The Spanish economy illustrates the worst of these excesses. In 2006 Spaniards constructed over 700,000 new homes – more than Germany, France and the United Kingdom combined could tally. That 2006 was also the midst of a housing boom in the United Kingdom should more than allude to the severity of this problem. Today more than 1 million Spanish housing units stand empty – more than the whole of the United States.

This common interest rate policy was heralded throughout the 2000s as allowing the periphery countries access to cheap credit markets. This would allow, in turn, for quick and easy development of infrastructure to enable their rise to power. If a housing bubble qualifies as a positive buildup of infrastructure, mission accomplished.

Next let us turn our attention to the common exchange rate imposed throughout the Eurozone as a consequence of the shared currency. During the convergence to the common currency throughout the 1990s the member states of the future Eurozone saw their respective currencies more or less equalize in value. In retrospect the situation was like two sides of the same coin. In Northern Europe, especially Germany (but also Netherlands, Austria and to a lesser extent, Belgium) the once powerful Deutschmark declined in value to meet the future euro’s shared value. In contrast, along the Eurozone’s periphery a sharp increase in currency values coincided with the eventual appearance of the euro. As the common currency replaced the individual member states’ currencies a single foreign exchange rate was imposed throughout the whole of the monetary union.

The consequences are all too painfully obvious today. Italians, Spaniards and Greeks – countries and people accustomed to less valuable currency units – were able to buy foreign goods at much lower prices than was possible just a short period earlier. A spending boom developed which saw the demand for imports grow at a fevered pitch.

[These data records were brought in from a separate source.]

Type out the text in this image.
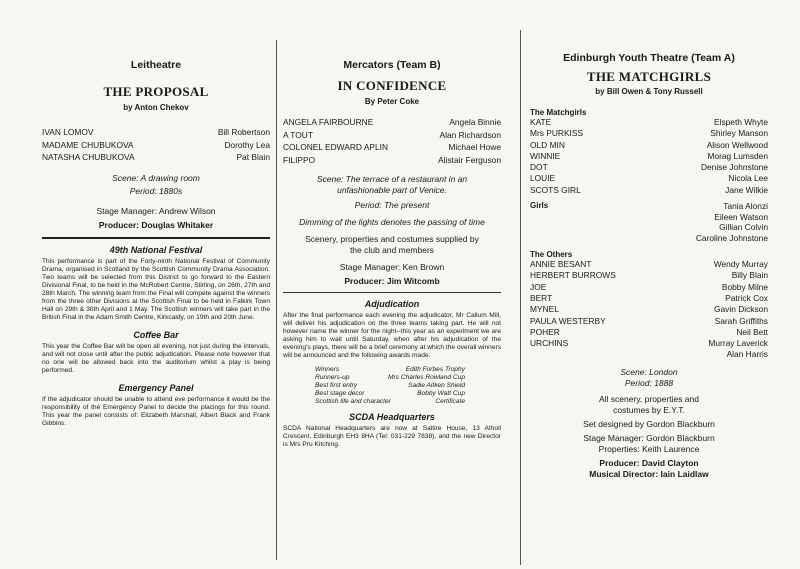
Leitheatre
THE PROPOSAL
by Anton Chekov
IVAN LOMOV	Bill Robertson
MADAME CHUBUKOVA	Dorothy Lea
NATASHA CHUBUKOVA	Pat Blain
Scene: A drawing room
Period: 1880s
Stage Manager: Andrew Wilson
Producer: Douglas Whitaker
49th National Festival
This performance is part of the Forty-ninth National Festival of Community Drama, organised in Scotland by the Scottish Community Drama Association. Two teams will be selected from this District to go forward to the Eastern Divisional Final, to be held in the McRobert Centre, Stirling, on 26th, 27th and 28th March. The winning team from the Final will compete against the winners from the three other Divisions at the Scottish Final to be held in Falkirk Town Hall on 29th & 30th April and 1 May. The Scottish winners will take part in the British Final in the Adam Smith Centre, Kirkcaldy, on 19th and 20th June.
Coffee Bar
This year the Coffee Bar will be open all evening, not just during the intervals, and will not close until after the public adjudication. Please note however that no one will be allowed back into the auditorium whilst a play is being performed.
Emergency Panel
If the adjudicator should be unable to attend eve performance it would be the responsibility of the Emergency Panel to decide the placings for this round. This year the panel consists of: Elizabeth Marshall, Albert Black and Frank Gibbins.
Mercators (Team B)
IN CONFIDENCE
By Peter Coke
ANGELA FAIRBOURNE	Angela Binnie
A TOUT	Alan Richardson
COLONEL EDWARD APLIN	Michael Howe
FILIPPO	Alistair Ferguson
Scene: The terrace of a restaurant in an unfashionable part of Venice.
Period: The present
Dimming of the lights denotes the passing of time
Scenery, properties and costumes supplied by the club and members
Stage Manager: Ken Brown
Producer: Jim Witcomb
Adjudication
After the final performance each evening the adjudicator, Mr Callum Mill, will deliver his adjudication on the three teams taking part. He will not however name the winner for the night--this year as an experiment we are asking him to wait until Saturday, when after his adjudication of the evening's plays, there will be a brief ceremony at which the overall winners will be announced and the following awards made:
Winners	Edith Forbes Trophy
Runners-up	Mrs Charles Rowland Cup
Best first entry	Sadie Aitken Shield
Best stage decor	Bobby Watt Cup
Scottish life and character	Certificate
SCDA Headquarters
SCDA National Headquarters are now at Saltire House, 13 Atholl Crescent, Edinburgh EH3 8HA (Tel: 031-229 7838), and the new Director is Mrs Pru Kitching.
Edinburgh Youth Theatre (Team A)
THE MATCHGIRLS
by Bill Owen & Tony Russell
The Matchgirls
KATE	Elspeth Whyte
Mrs PURKISS	Shirley Manson
OLD MIN	Alison Wellwood
WINNIE	Morag Lumsden
DOT	Denise Johnstone
LOUIE	Nicola Lee
SCOTS GIRL	Jane Wilkie
Girls	Tania Alonzi
Eileen Watson
Gillian Colvin
Caroline Johnstone
The Others
ANNIE BESANT	Wendy Murray
HERBERT BURROWS	Billy Blain
JOE	Bobby Milne
BERT	Patrick Cox
MYNEL	Gavin Dickson
PAULA WESTERBY	Sarah Griffiths
POHER	Neil Bett
URCHINS	Murray Laverick
Alan Harris
Scene: London
Period: 1888
All scenery, properties and costumes by E.Y.T.
Set designed by Gordon Blackburn
Stage Manager: Gordon Blackburn
Properties: Keith Laurence
Producer: David Clayton
Musical Director: Iain Laidlaw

At the same time the uncompetitiveness of producers in these countries against foreigners was becoming apparent. Indeed, as Bagus explains on page 43 of his book, unit labor costs of the PIIGS countries soared anywhere from 10 to 35 percent over the decade from 1999 to 2009. The consequence was a drastic decrease in exports coupled with an increasing demand for cheap imports. Severe trade imbalances developed, as savings from these periphery countries flooded overseas markets in exchange for cheap goods.

Not surprisingly, the situation was the opposite in the economically stronger Northern European countries. German unit labor costs declined about 10 percent from 1999 to 2009, largely because of its newly devalued currency shared with its Southern European neighbors. The large trade surplus that Germany enjoys today and which is largely viewed as a positive glimmer of light from the otherwise dismal continent is caused by the same phenomenon that plagues the peripheral countries: a shared currency with a shared foreign exchange rate, the value of which is the average of the implicit currencies of its component countries. Unfortunately, very few individual data points comprise an average. A consequence in the Eurozone is that no one country has a currency valued at a sustainable level.

Europe’s unsustainable state of affairs did not come into existence from nothing. Nor is the current threat of “contagion” founded on any application of the real phenomenon. The same malady affects all Eurozone economies the same as every other one. More striking is that this disease has continued unnoticed for over a decade… until now.

The effects of the common currency are now apparent. While knowledge of how a car’s engine is of secondary importance when it is in good repair, as soon as it breaks down such knowledge is essential to make it roadworthy again. The Eurozone is an analogous case. Understanding how the euro functions, and how regional politics play a role in forming the common monetary policy is essential to understanding where the current recession came from and how we will get out of it.

Philipp Bagus’ new book “The Tragedy of the Euro” is essential reading to everyone who wants to gain a better understanding of both these points.